As an alternative to the aforementioned manner of emptying the loading device 1 or loading the stent applicator 2, it is also possible to actively push the stent 13, which is positioned in the cylinder tube 6, by the plunger 9 of the piston 4 out of the cylinder tube 6.
With this embodiment of the loading method, the cylinder tube 6 is inserted only a short distance into the stent applicator 2 and then, while fixing the cylinder 3 in this position in the stent applicator 2, the piston 4 is pushed forward to the stent applicator 2 until the piston 9 has pressed the stent 13 completely out of the cylinder tube 6 and into the stent applicator 2.
The loading device 1 described above is particularly advantageous for loading a stent applicator 2 with wire-mesh stents 13, because the actual insertion of the stent 13 into the stent applicator 2 occurs without manual action, avoiding any risk of injury for the user of the loading device 1 by the sharp, pointed ends of the wire-mesh stents 13.

Claims

1. A method for loading a stent applicator, characterized by these steps:

a) Exert a lateral pressure on the stent to reduce its diameter,

b) Insert the compressed stent into a loading device that includes a cylinder-piston arrangement,

c) At least partially insert the loading device into the stent applicator, and

d) Load the stent applicator with the stent by pushing the components of the loading device cylinder and piston relative to one another.

2. The method according to claim 1, wherein in step a) of the method the lateral pressure is exerted on the stent manually.

3. The method according to claim 1, wherein in step a) of the method the lateral pressure is exerted on the stent by means of a pressing device.

4. The method according to claim 1, wherein the stent in step b) of the method is inserted through a lateral slit in the loading device.

5. The method according to claim 1, wherein in step d) of the method, for emptying the loading device, the piston is held firmly and the cylinder is moved away from the stent applicator.

6. The method according to claim 1, wherein in step d) of the method, to empty the loading device, the cylinder is held firmly and the piston is moved toward the stent applicator.

7. A device for loading a stent applicator, characterized by a cylinder-piston arrangement with a cylinder that is slit at least partially in the longitudinal direction and a piston mounted so that it can slide within cylinder.

8. The device according to claim 7, wherein the cylinder is configured as a tube that is slit in the longitudinal direction with a handle positioned on the proximal end, so that the slit extends to the distal end of the cylinder tube.

9. The device according to claim 8, wherein the handle is configured as a disc mounted on the proximal end of the cylinder tube.

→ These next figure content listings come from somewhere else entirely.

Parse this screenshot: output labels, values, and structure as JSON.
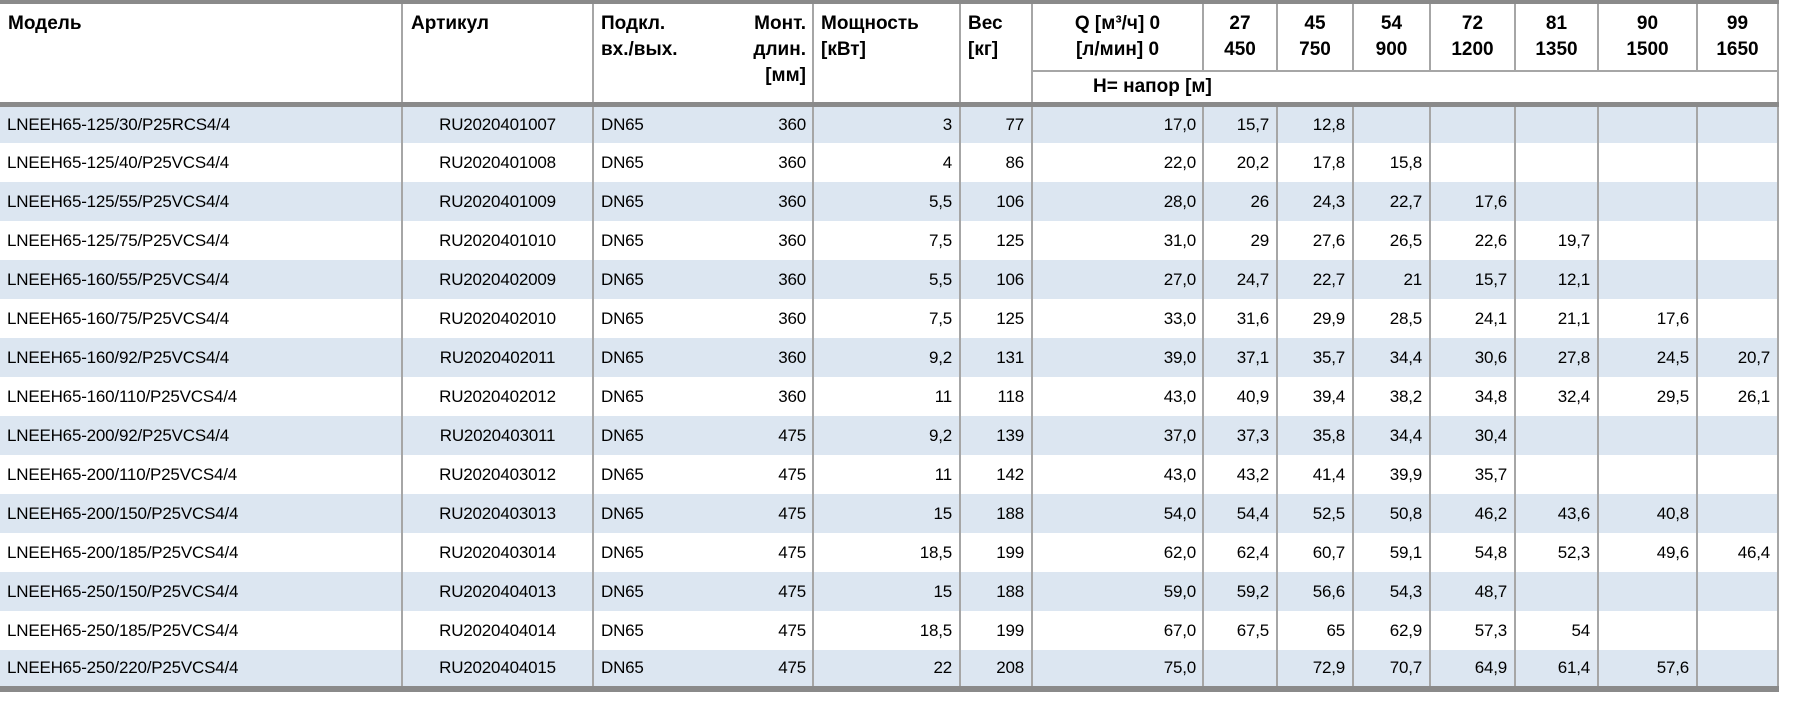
{
  "colors": {
    "stripe_blue": "#dce6f1",
    "thin_border": "#a6a6a6",
    "thick_border": "#8a8a8a",
    "text": "#000000",
    "background": "#ffffff"
  },
  "table": {
    "headers": {
      "model": "Модель",
      "article": "Артикул",
      "connection_line1": "Подкл.",
      "connection_line2": "вх./вых.",
      "mount_line1": "Монт.",
      "mount_line2": "длин.",
      "mount_line3": "[мм]",
      "power_line1": "Мощность",
      "power_line2": "[кВт]",
      "weight_line1": "Вес",
      "weight_line2": "[кг]",
      "q_line1": "Q [м³/ч] 0",
      "q_line2": "[л/мин] 0",
      "head_row": "H= напор [м]",
      "flow_columns": [
        {
          "m3h": "27",
          "lmin": "450"
        },
        {
          "m3h": "45",
          "lmin": "750"
        },
        {
          "m3h": "54",
          "lmin": "900"
        },
        {
          "m3h": "72",
          "lmin": "1200"
        },
        {
          "m3h": "81",
          "lmin": "1350"
        },
        {
          "m3h": "90",
          "lmin": "1500"
        },
        {
          "m3h": "99",
          "lmin": "1650"
        }
      ]
    },
    "rows": [
      {
        "model": "LNEEH65-125/30/P25RCS4/4",
        "article": "RU2020401007",
        "connection": "DN65",
        "mount_length": "360",
        "power": "3",
        "weight": "77",
        "heads": [
          "17,0",
          "15,7",
          "12,8",
          "",
          "",
          "",
          "",
          ""
        ]
      },
      {
        "model": "LNEEH65-125/40/P25VCS4/4",
        "article": "RU2020401008",
        "connection": "DN65",
        "mount_length": "360",
        "power": "4",
        "weight": "86",
        "heads": [
          "22,0",
          "20,2",
          "17,8",
          "15,8",
          "",
          "",
          "",
          ""
        ]
      },
      {
        "model": "LNEEH65-125/55/P25VCS4/4",
        "article": "RU2020401009",
        "connection": "DN65",
        "mount_length": "360",
        "power": "5,5",
        "weight": "106",
        "heads": [
          "28,0",
          "26",
          "24,3",
          "22,7",
          "17,6",
          "",
          "",
          ""
        ]
      },
      {
        "model": "LNEEH65-125/75/P25VCS4/4",
        "article": "RU2020401010",
        "connection": "DN65",
        "mount_length": "360",
        "power": "7,5",
        "weight": "125",
        "heads": [
          "31,0",
          "29",
          "27,6",
          "26,5",
          "22,6",
          "19,7",
          "",
          ""
        ]
      },
      {
        "model": "LNEEH65-160/55/P25VCS4/4",
        "article": "RU2020402009",
        "connection": "DN65",
        "mount_length": "360",
        "power": "5,5",
        "weight": "106",
        "heads": [
          "27,0",
          "24,7",
          "22,7",
          "21",
          "15,7",
          "12,1",
          "",
          ""
        ]
      },
      {
        "model": "LNEEH65-160/75/P25VCS4/4",
        "article": "RU2020402010",
        "connection": "DN65",
        "mount_length": "360",
        "power": "7,5",
        "weight": "125",
        "heads": [
          "33,0",
          "31,6",
          "29,9",
          "28,5",
          "24,1",
          "21,1",
          "17,6",
          ""
        ]
      },
      {
        "model": "LNEEH65-160/92/P25VCS4/4",
        "article": "RU2020402011",
        "connection": "DN65",
        "mount_length": "360",
        "power": "9,2",
        "weight": "131",
        "heads": [
          "39,0",
          "37,1",
          "35,7",
          "34,4",
          "30,6",
          "27,8",
          "24,5",
          "20,7"
        ]
      },
      {
        "model": "LNEEH65-160/110/P25VCS4/4",
        "article": "RU2020402012",
        "connection": "DN65",
        "mount_length": "360",
        "power": "11",
        "weight": "118",
        "heads": [
          "43,0",
          "40,9",
          "39,4",
          "38,2",
          "34,8",
          "32,4",
          "29,5",
          "26,1"
        ]
      },
      {
        "model": "LNEEH65-200/92/P25VCS4/4",
        "article": "RU2020403011",
        "connection": "DN65",
        "mount_length": "475",
        "power": "9,2",
        "weight": "139",
        "heads": [
          "37,0",
          "37,3",
          "35,8",
          "34,4",
          "30,4",
          "",
          "",
          ""
        ]
      },
      {
        "model": "LNEEH65-200/110/P25VCS4/4",
        "article": "RU2020403012",
        "connection": "DN65",
        "mount_length": "475",
        "power": "11",
        "weight": "142",
        "heads": [
          "43,0",
          "43,2",
          "41,4",
          "39,9",
          "35,7",
          "",
          "",
          ""
        ]
      },
      {
        "model": "LNEEH65-200/150/P25VCS4/4",
        "article": "RU2020403013",
        "connection": "DN65",
        "mount_length": "475",
        "power": "15",
        "weight": "188",
        "heads": [
          "54,0",
          "54,4",
          "52,5",
          "50,8",
          "46,2",
          "43,6",
          "40,8",
          ""
        ]
      },
      {
        "model": "LNEEH65-200/185/P25VCS4/4",
        "article": "RU2020403014",
        "connection": "DN65",
        "mount_length": "475",
        "power": "18,5",
        "weight": "199",
        "heads": [
          "62,0",
          "62,4",
          "60,7",
          "59,1",
          "54,8",
          "52,3",
          "49,6",
          "46,4"
        ]
      },
      {
        "model": "LNEEH65-250/150/P25VCS4/4",
        "article": "RU2020404013",
        "connection": "DN65",
        "mount_length": "475",
        "power": "15",
        "weight": "188",
        "heads": [
          "59,0",
          "59,2",
          "56,6",
          "54,3",
          "48,7",
          "",
          "",
          ""
        ]
      },
      {
        "model": "LNEEH65-250/185/P25VCS4/4",
        "article": "RU2020404014",
        "connection": "DN65",
        "mount_length": "475",
        "power": "18,5",
        "weight": "199",
        "heads": [
          "67,0",
          "67,5",
          "65",
          "62,9",
          "57,3",
          "54",
          "",
          ""
        ]
      },
      {
        "model": "LNEEH65-250/220/P25VCS4/4",
        "article": "RU2020404015",
        "connection": "DN65",
        "mount_length": "475",
        "power": "22",
        "weight": "208",
        "heads": [
          "75,0",
          "",
          "72,9",
          "70,7",
          "64,9",
          "61,4",
          "57,6",
          ""
        ]
      }
    ]
  }
}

10. The device according to claim 7, wherein the piston is configured as a rod-shaped plunger that is mounted essentially form-locked in the cylinder and can be slid in the longitudinal direction of the cylinder with a handle positioned on the proximal end.

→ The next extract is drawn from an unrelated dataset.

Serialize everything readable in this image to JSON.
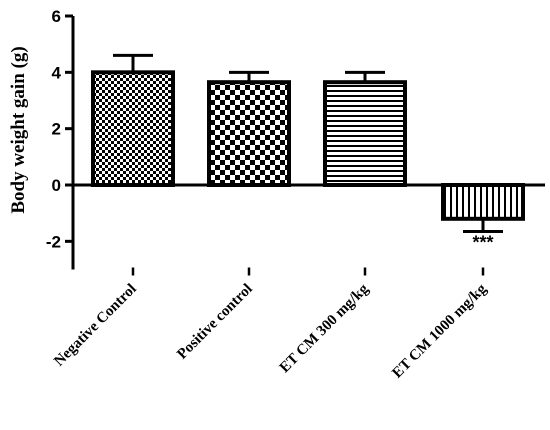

11. The device according to claim 10, wherein the handle is configured as a disc that is mounted on the cylinder tube and that is connected with the piston by a stud in the area of the slit configured in the cylinder tube.

12. The device according to claim 7, wherein the stents are preferably configured as wire-mesh stents.

13. A pressing device for exerting a lateral pressure on a stent for reducing its diameter, characterized by at least one pressure means that surrounds the stent at least partially.

14. The pressing device according to claim 13, wherein the at least one pressure means is configured as jaw members of a forceps-type tool.

15. The pressing device according to claim 13, wherein the at least one pressure means is configured as a flexible band that surrounds and compresses the stent.